Sensory-Rich Materials
Textural Experiences: Use various materials (fabrics, clay, textured paper) to engage tactile learners. This can be especially helpful for students with sensory processing disorders.
Hands-On Art Projects: Incorporate projects like painting, sculpting, or collage-making to help students express what they’ve learned in creative ways. This will make learning more engaging for those who benefit from nonverbal expression.
Emotional Connection to Content
Storytelling and Emotional Themes: Build lessons around stories or characters that evoke empathy, wonder, or excitement. Choose emotionally rich narratives in literature that connect to your student’s interests or experiences.
Reflective Spaces: Set aside time for students to reflect on what they’ve learned. This could be through journaling, drawing, or talking about how a particular topic makes them feel. For students with expressive language challenges, this helps them process and articulate their thoughts.
Theatrical and Performance Elements
Drama and Role Play: Introduce role-playing to bring subjects to life. For example, students can act out scenes from historical events or novels in history or literature lessons. This kinesthetic engagement benefits those with ADHD or dyspraxia.
Music Integration: Play background music that matches the lesson’s mood or time period, helping students with auditory processing challenges focus on the lesson’s thematic elements.
Personalized and Flexible Spaces
Learning Stations: Create various “stations” in the room that invite different learning modes. One station could be dedicated to reading, another to art creation, and another to science experiments. This allows children to engage with content in the most comfortable ways.
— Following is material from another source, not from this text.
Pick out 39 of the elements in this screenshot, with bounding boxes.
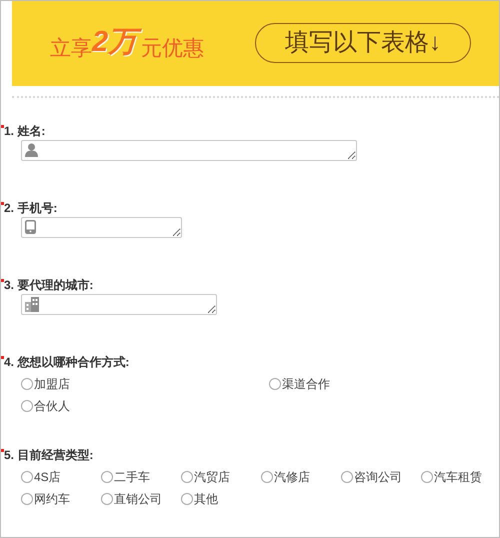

Sensory Corners: Set up a quiet, aesthetic, sensory corner with soft fabrics, calming lights, and sensory toys for students to retreat when overwhelmed.
For aesthetic lesson planning, assessment and evaluation involve developing student interests and growth and evaluating their performance in demonstrating what they have learned in particular subject areas. Learning objectives are expressive, with the goal of focusing on an activity that students should find enjoyable and informative. Goals do not consider all outcome possibilities, only the connections made.
This aesthetic-driven approach taps into the power of beauty, sensory engagement, and emotion to create a more holistic and immersive learning environment. It can be especially useful in accommodating children with different learning needs, such as ADHD, OCD, or sensory processing difficulties.
Aesthetics is at the core of the teaching and learning processes in Waldorf, Montessori, and Reggio Emilia homeschooling.